Kataro Shirayamadani (Shirayamadani Kitarō 白山谷 喜太郎; 1865–1948), also known as Kitaro Shirayamadani, was a Japanese American decorative ceramics painter who worked for Rookwood Pottery in Cincinnati, Ohio from 1887 until 1948.

== Life ==

Shirayamadani was born in 1865, in Tokyo, Japan.
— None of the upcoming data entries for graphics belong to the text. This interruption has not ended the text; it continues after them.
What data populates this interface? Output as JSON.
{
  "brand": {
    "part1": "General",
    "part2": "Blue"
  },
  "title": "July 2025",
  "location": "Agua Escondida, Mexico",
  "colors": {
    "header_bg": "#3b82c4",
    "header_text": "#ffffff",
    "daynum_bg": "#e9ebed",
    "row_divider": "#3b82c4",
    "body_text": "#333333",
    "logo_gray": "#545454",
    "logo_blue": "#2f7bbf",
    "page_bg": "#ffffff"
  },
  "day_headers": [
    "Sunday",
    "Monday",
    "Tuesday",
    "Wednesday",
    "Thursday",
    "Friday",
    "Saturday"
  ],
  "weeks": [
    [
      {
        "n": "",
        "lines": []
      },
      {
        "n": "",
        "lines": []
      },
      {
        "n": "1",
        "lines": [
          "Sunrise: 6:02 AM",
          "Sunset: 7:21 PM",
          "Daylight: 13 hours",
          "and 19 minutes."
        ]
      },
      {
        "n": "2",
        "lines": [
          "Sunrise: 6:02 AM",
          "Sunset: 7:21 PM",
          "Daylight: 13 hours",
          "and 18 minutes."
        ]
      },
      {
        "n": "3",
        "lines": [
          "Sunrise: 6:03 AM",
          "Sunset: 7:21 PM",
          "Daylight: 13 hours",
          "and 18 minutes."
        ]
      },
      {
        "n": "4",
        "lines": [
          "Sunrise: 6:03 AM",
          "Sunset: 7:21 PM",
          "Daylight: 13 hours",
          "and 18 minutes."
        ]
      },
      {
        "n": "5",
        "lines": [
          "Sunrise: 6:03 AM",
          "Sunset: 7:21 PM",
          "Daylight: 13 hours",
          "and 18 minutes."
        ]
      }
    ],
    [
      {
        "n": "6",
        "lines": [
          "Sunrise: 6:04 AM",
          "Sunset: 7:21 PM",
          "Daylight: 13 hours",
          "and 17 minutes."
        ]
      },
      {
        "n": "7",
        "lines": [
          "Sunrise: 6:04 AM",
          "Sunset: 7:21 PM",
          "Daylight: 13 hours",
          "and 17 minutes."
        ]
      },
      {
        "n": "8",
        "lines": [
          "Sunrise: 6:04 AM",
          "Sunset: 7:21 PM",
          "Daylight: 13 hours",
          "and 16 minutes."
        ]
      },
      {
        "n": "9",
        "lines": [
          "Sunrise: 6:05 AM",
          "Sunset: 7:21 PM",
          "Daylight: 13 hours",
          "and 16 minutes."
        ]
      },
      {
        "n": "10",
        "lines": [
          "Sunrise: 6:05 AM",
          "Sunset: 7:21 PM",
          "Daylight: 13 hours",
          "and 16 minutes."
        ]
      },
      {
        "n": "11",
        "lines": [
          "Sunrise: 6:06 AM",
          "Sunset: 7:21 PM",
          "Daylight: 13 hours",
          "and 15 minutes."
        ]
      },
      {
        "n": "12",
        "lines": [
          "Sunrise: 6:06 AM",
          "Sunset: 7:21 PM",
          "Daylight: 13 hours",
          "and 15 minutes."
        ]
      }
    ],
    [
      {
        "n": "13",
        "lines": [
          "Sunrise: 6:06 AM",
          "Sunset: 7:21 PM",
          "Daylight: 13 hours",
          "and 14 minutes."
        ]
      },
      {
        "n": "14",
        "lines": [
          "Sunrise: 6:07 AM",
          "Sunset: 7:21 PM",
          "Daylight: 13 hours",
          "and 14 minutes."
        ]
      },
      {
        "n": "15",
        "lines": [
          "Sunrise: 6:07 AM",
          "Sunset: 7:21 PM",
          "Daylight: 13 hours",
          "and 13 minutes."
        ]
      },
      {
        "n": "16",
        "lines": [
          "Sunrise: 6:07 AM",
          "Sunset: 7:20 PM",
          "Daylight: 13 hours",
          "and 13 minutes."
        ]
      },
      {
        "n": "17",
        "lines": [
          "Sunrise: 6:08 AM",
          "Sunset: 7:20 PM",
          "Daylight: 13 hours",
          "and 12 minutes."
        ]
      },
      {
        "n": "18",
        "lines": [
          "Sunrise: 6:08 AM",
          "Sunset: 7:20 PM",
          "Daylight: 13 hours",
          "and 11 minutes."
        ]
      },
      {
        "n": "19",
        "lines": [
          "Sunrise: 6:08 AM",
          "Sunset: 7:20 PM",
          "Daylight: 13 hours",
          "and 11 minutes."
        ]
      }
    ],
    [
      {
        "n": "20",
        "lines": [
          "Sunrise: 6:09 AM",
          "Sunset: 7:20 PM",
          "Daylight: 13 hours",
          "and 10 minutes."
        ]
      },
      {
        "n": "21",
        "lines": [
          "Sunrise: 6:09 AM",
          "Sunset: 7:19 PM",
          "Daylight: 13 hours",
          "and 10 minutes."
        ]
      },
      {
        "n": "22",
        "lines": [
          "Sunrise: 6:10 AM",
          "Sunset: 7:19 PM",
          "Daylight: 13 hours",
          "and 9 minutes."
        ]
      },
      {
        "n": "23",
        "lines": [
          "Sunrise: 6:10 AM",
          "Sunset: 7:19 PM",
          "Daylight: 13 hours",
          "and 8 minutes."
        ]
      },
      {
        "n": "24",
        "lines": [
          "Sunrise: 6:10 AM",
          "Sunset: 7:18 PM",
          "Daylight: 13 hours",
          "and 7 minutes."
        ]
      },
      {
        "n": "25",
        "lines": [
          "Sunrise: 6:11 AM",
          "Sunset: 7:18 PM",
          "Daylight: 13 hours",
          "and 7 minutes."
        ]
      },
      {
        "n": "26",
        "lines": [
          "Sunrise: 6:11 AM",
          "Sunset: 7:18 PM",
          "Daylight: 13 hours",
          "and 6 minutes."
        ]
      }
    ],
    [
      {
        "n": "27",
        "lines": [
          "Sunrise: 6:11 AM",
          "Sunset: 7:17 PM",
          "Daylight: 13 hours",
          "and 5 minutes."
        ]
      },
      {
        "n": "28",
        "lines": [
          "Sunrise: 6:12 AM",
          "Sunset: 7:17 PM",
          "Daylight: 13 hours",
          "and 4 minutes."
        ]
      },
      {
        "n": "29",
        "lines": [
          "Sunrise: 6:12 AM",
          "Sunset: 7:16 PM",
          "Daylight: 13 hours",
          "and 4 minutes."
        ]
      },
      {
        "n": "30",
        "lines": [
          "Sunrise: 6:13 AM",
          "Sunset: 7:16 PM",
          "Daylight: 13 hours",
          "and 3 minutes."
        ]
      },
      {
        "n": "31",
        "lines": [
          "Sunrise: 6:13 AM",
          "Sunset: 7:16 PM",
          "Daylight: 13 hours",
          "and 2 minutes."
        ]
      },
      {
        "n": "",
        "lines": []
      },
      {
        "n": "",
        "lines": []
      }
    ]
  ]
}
He was already an accomplished painter of porcelainware when he came to the United States. He worked in Boston for the Fujiyama porcelain decorating workshop when he first met Maria Longworth Nichols Storer, the founder of Rookwood Pottery Company, in 1886. She hired him to work for her at Rookwood in May, 1887.

A vase he made won a Grand Prize at the 1900 Paris Exposition Universelle. The vase was acquired by the Philadelphia Museum of Art in 1901 and is still in its collection.

He decorated table lamp bases that were combined with stained glass shades made by Tiffany Studios, and one such lamp is in the collection of the Los Angeles County Museum of Art.

== Museum collections ==

His work is in many museum collections, including the Philadelphia Museum of Art, the Mint Museum, the Carnegie Museum of Art, the Cooper Hewitt, Smithsonian Design Museum, the Los Angeles County Museum of Art, the Metropolitan Museum of Art, the Museum of the American Arts and Crafts Movement,
and the Crocker Art Museum.

== Legacy ==

In 1991 one of his pieces from 1900 sold for $198,000.
Bonham's Auction House auctioned several Rookwood Pieces by Shirayamadani in April 2010.